The toes of women's shoes were often tapered so that when the tips appeared from her skirts, the wearer's feet appeared to be small and dainty.
Fast forward a few more years and the intellectual movement that came to be known as the Enlightenment brought with it a new respect for the rational and useful and an emphasis on education rather than privilege. Men's fashion shifted towards more practical clothing. In England, aristocrats began to wear simplified clothes that were linked to their work managing country estates.
It was the beginning of what has been called the Great Male Renunciation, which would see men abandon the wearing of jewellery, bright colours and ostentatious fabrics in favour of a dark, more sober, and homogenous look. Men's clothing no longer operated so clearly as a signifier of social class, but while these boundaries were being blurred, the differences between the sexes became more pronounced.
"There begins a discussion about how men, regardless of station, of birth, if educated could become citizens," says Semmelhack.
"Women, in contrast, were seen as emotional, sentimental and uneducatable. Female desirability begins to be constructed in terms of irrational fashion and the high heel - once separated from its original function of horseback riding - becomes a primary example of impractical dress."

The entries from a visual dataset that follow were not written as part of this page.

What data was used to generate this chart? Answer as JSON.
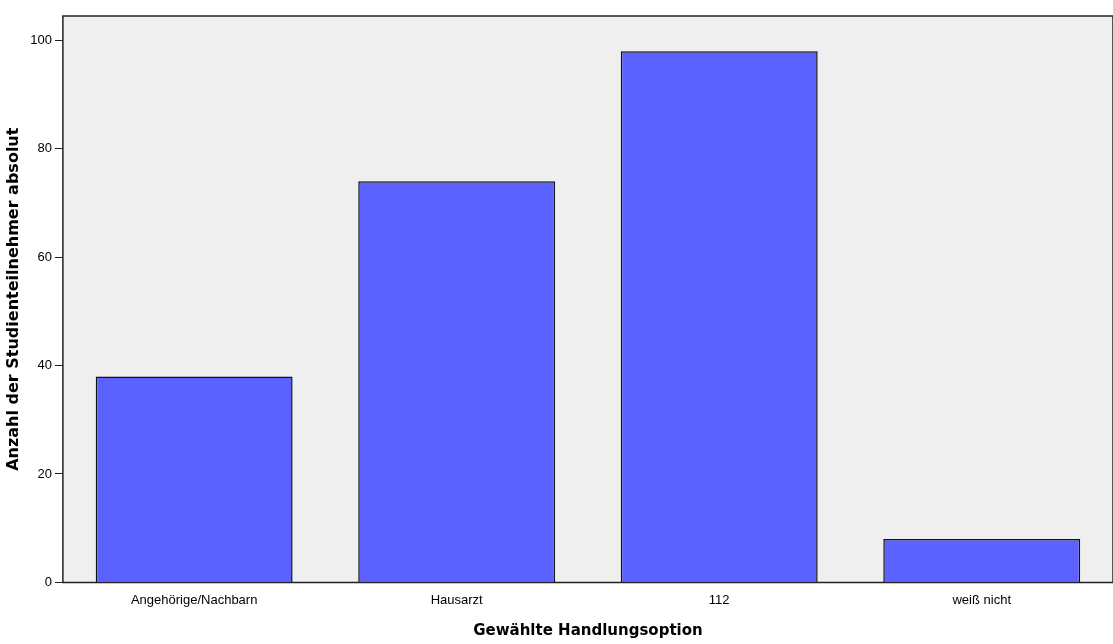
{
  "chart_data": {
    "type": "bar",
    "xlabel": "Gewählte Handlungsoption",
    "ylabel": "Anzahl der Studienteilnehmer absolut",
    "categories": [
      "Angehörige/Nachbarn",
      "Hausarzt",
      "112",
      "weiß nicht"
    ],
    "values": [
      38,
      74,
      98,
      8
    ],
    "color": "#5c62ff",
    "ylim": [
      0,
      104.5
    ],
    "yticks": [
      0,
      20,
      40,
      60,
      80,
      100
    ],
    "grid": false,
    "legend": false
  }
}
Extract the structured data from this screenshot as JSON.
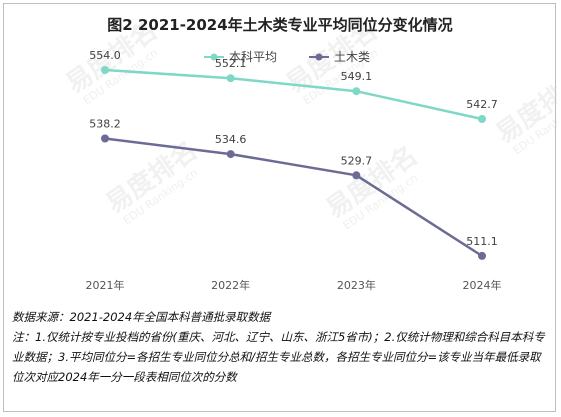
{
  "chart_data": {
    "type": "line",
    "title": "图2 2021-2024年土木类专业平均同位分变化情况",
    "categories": [
      "2021年",
      "2022年",
      "2023年",
      "2024年"
    ],
    "series": [
      {
        "name": "本科平均",
        "color": "#7fd8c6",
        "values": [
          554.0,
          552.1,
          549.1,
          542.7
        ]
      },
      {
        "name": "土木类",
        "color": "#6b6b95",
        "values": [
          538.2,
          534.6,
          529.7,
          511.1
        ]
      }
    ],
    "xlabel": "",
    "ylabel": "",
    "ylim": [
      500,
      560
    ],
    "grid": false,
    "legend": "top-right"
  },
  "watermark": {
    "brand": "易度排名",
    "brand_en": "EDU Ranking.cn"
  },
  "notes": {
    "source": "数据来源：2021-2024年全国本科普通批录取数据",
    "footnote": "注：1.仅统计按专业投档的省份(重庆、河北、辽宁、山东、浙江5省市)；2.仅统计物理和综合科目本科专业数据；3.平均同位分=各招生专业同位分总和/招生专业总数，各招生专业同位分=该专业当年最低录取位次对应2024年一分一段表相同位次的分数"
  }
}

High heels were seen as foolish and effeminate. By 1740 men had stopped wearing them altogether.
But it was only 50 years before they disappeared from women's feet too, falling out of favour after the French Revolution.
By the time the heel came back into fashion, in the mid-19th Century, photography was transforming the way that fashions - and the female self-image - were constructed.
Pornographers were amongst the first to embrace the new technology, taking pictures of naked women for dirty postcards, positioning models in poses that resembled classical nudes, but wearing modern-day high heels.
Elizabeth Semmelhack believes that this association with pornography led to high heels being seen an erotic adornment for women.

The 1960s saw a return of low heeled cowboy boots for men and some dandies strutted their stuff in platform shoes in the 1970s.
But the era of men walking around on their toes seems to be behind us. Could we ever return to an era of guys squeezing their big hairy feet into four-inch, shiny, brightly coloured high heels?
"Absolutely," says Semmelhack. There is no reason, she believes, why the high heel cannot continue to be ascribed new meanings - although we may have to wait for true gender equality first.

"If it becomes a signifier of actual power, then men will be as willing to wear it as women."